Robert Wilkie was appointed to head the VA by President Trump in 2018.

“The good thing about VA is that we’ve never shut down, we have remained open, but we’ve had to pivot, we’ve had to make very tough decisions early on, some there in Iowa, said Wilkie. “We had to cut off our nursing homes to visitors and family, so doing we were able to protect our most vulnerable population.”

He added during the pandemic it was necessary to suspend in-person appointments and elective surgeries. He said it was necessary to triage people at the door.

“If we could not meet people face-to-face we would find a way to get them services,” said Wilkie. “An example in the normal months we conduct around 40,000 mental health tel-appointments in the month of June that was up to 905,000.”

The VA has been under fire for not getting services to veterans in a timely manner. Wilkie said he has been working to change things.

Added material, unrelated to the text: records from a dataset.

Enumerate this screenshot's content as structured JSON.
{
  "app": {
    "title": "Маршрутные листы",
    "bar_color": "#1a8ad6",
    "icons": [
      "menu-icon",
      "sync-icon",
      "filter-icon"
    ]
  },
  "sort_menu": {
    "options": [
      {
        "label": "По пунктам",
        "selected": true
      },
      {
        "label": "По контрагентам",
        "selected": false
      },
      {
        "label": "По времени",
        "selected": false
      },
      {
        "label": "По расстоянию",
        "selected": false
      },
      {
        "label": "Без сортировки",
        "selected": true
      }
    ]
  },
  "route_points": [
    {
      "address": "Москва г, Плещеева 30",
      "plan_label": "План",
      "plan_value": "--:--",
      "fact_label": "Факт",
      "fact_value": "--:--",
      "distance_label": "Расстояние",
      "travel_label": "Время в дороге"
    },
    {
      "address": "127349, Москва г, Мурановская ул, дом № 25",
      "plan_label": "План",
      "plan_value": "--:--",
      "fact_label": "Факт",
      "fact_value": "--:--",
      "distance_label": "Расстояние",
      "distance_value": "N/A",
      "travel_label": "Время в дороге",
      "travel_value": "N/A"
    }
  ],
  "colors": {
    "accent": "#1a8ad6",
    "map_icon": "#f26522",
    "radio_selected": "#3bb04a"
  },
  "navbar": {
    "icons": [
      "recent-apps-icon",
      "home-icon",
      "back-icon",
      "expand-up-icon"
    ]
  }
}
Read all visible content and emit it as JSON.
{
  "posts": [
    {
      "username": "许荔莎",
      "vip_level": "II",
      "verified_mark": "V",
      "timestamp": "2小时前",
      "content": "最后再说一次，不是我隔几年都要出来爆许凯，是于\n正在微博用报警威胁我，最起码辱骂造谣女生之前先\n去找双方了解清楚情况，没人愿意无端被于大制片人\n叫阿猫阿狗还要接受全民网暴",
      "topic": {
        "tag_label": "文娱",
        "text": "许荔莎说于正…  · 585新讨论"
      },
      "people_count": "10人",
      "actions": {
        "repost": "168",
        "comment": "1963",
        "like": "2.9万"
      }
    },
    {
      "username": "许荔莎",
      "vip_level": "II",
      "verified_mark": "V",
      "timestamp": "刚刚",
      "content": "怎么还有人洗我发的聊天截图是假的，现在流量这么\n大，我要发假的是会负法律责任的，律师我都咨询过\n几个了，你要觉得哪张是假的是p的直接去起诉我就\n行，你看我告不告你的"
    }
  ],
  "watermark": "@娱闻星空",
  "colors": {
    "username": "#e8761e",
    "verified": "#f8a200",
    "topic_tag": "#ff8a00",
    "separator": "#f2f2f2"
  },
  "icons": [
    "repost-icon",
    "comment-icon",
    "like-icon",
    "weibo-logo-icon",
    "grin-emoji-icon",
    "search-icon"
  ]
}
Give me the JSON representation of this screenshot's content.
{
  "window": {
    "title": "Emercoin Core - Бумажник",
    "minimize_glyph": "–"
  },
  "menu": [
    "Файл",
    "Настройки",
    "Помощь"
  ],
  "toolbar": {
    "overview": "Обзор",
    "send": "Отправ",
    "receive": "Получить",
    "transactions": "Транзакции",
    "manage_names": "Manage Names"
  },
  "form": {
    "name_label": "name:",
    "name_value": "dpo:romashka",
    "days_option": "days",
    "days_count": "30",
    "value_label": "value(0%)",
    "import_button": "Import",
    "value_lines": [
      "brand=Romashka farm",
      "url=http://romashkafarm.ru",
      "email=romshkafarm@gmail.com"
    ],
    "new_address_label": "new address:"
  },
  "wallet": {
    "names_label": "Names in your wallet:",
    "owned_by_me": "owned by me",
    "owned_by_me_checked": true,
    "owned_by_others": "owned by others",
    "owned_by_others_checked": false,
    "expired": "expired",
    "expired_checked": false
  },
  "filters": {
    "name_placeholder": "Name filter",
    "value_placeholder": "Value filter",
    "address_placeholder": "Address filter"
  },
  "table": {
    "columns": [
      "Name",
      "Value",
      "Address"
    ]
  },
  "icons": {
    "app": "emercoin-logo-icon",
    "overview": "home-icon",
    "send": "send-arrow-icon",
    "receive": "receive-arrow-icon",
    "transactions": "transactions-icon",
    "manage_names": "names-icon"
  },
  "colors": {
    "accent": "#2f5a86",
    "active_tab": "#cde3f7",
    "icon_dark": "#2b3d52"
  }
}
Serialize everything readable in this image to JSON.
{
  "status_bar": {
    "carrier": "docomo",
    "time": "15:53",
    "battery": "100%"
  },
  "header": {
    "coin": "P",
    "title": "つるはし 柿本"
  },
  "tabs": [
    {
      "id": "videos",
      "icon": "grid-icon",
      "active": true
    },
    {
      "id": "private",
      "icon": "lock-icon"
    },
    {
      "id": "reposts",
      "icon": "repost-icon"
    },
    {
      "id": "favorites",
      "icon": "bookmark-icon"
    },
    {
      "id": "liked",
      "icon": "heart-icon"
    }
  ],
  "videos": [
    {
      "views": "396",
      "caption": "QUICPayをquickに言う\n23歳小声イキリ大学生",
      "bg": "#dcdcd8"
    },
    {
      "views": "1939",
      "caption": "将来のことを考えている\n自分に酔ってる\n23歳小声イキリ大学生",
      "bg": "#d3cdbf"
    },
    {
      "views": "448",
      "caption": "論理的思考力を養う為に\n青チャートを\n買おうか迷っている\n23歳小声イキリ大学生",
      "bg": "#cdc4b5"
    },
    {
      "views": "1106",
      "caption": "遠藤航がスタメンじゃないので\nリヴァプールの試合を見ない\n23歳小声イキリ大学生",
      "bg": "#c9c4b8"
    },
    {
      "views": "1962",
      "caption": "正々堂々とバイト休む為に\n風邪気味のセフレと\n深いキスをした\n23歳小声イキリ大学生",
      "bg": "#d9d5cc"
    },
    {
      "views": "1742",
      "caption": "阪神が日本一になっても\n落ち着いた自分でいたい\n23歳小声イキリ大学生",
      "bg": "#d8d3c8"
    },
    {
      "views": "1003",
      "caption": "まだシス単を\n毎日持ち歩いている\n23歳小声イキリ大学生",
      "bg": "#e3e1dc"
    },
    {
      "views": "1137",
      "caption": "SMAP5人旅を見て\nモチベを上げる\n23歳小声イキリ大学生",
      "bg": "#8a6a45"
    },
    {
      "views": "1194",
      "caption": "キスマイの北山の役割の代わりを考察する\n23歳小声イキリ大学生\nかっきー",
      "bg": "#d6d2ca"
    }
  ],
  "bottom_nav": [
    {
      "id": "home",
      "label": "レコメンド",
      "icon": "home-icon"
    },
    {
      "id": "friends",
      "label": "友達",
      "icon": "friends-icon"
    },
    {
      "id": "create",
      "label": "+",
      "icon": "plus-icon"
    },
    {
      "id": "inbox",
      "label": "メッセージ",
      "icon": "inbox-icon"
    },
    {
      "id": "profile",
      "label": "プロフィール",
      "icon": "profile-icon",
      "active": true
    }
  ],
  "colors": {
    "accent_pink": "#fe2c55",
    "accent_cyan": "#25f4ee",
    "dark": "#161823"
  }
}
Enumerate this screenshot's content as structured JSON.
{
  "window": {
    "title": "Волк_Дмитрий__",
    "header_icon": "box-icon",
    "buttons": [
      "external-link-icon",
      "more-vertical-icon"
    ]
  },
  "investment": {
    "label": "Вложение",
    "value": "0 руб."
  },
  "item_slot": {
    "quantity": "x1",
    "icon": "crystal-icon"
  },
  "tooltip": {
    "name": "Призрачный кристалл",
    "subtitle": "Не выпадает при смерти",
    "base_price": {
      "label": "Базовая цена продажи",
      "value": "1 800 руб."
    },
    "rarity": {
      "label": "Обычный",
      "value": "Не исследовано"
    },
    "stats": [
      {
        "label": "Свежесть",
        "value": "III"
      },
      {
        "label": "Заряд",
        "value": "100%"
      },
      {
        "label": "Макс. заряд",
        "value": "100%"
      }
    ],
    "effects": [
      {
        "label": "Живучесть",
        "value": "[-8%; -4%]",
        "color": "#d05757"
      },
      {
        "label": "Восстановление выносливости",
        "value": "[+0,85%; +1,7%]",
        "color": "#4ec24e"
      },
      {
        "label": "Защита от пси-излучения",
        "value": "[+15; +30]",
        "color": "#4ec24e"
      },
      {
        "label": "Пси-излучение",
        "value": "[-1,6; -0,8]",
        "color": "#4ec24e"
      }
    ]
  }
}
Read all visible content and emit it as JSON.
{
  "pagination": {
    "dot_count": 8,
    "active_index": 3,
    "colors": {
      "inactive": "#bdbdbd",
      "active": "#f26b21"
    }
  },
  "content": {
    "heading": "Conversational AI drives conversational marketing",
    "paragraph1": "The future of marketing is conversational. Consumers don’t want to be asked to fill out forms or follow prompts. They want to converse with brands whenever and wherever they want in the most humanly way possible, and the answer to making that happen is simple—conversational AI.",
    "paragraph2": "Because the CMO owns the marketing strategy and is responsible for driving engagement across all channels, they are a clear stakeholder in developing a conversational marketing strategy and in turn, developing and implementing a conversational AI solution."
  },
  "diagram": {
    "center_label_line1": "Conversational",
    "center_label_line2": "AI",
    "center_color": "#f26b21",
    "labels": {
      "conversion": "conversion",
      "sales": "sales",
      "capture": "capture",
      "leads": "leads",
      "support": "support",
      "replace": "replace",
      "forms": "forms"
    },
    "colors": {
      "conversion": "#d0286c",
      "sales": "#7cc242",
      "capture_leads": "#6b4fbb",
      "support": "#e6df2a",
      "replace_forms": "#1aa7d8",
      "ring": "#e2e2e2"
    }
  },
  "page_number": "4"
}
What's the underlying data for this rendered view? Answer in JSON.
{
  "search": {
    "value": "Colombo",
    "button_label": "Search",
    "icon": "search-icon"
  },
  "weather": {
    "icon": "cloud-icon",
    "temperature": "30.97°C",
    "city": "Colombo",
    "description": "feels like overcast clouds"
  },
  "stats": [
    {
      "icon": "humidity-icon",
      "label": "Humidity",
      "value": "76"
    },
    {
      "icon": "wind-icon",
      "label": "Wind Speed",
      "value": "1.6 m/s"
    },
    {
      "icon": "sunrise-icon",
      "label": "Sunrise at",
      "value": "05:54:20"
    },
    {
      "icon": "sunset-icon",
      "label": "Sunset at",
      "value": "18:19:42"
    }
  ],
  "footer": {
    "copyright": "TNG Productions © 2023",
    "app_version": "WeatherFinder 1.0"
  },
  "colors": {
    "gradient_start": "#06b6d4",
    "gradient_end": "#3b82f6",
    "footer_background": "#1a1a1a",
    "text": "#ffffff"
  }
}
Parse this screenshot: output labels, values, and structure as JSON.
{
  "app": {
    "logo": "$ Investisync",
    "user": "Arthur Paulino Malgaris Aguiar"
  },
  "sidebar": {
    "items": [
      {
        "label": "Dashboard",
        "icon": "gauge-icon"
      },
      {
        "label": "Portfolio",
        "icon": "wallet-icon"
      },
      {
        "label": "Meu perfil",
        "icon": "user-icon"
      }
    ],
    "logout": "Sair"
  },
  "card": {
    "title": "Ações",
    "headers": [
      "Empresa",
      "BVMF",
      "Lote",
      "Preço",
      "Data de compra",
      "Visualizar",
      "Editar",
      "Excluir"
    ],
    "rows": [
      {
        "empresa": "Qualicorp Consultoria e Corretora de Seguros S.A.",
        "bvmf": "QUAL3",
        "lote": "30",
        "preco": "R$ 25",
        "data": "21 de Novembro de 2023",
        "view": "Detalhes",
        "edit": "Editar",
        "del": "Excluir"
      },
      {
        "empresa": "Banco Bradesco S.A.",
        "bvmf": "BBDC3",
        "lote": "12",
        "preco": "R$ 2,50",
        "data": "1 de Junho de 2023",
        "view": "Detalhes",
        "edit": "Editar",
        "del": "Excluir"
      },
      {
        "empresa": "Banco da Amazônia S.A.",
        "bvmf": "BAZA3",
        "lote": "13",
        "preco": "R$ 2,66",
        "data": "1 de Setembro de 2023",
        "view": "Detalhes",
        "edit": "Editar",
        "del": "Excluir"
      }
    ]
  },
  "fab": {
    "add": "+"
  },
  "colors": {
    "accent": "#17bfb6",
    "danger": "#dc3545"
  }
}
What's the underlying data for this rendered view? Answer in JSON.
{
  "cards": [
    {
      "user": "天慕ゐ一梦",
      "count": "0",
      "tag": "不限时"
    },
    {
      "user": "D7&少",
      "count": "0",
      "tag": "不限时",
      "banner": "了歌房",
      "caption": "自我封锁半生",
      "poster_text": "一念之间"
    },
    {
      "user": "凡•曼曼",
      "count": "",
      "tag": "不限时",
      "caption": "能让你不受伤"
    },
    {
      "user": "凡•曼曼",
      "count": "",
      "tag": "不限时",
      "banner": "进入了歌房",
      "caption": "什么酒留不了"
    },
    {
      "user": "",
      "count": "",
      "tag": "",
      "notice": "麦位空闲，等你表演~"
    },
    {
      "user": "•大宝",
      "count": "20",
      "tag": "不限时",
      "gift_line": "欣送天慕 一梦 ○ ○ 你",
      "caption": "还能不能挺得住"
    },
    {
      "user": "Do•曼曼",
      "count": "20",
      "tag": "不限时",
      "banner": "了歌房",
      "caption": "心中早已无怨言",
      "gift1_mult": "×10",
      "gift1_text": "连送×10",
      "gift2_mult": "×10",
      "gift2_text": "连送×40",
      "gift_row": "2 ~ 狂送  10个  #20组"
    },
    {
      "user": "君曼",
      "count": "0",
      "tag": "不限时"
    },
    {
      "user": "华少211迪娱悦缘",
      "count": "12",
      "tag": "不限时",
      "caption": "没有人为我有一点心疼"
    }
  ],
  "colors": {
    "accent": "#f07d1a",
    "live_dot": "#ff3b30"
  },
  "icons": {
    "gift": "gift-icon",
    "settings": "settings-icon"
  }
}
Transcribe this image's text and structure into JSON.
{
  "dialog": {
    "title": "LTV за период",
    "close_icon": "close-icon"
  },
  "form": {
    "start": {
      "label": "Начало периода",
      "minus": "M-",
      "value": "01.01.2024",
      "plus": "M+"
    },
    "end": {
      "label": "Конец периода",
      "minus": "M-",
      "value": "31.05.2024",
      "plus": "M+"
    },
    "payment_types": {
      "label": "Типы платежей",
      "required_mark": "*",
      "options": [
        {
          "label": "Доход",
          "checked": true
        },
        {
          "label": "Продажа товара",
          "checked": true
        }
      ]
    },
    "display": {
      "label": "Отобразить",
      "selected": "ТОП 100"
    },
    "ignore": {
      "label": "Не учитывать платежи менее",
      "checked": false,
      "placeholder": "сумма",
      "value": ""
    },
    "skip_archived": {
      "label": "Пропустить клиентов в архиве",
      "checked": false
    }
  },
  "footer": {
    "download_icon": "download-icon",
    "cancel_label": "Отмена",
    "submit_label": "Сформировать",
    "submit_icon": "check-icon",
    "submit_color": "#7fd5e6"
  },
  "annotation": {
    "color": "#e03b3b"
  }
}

Wilkie said he was able to get $17 billion from Congress to apply to COVID-19 expenses. He also landed the largest budget ever for the VA at over $250 billion.

“We have made those changes by giving people at the local level the authority to make decisions for themselves, and their patients,” said Wilkie. “We’ve released well over 8,000 people who are not doing their job from the very top of political appointees, down to the sterile processing unit.”

Wilkie said he hopes to pay a visit to Iowa sometime this fall.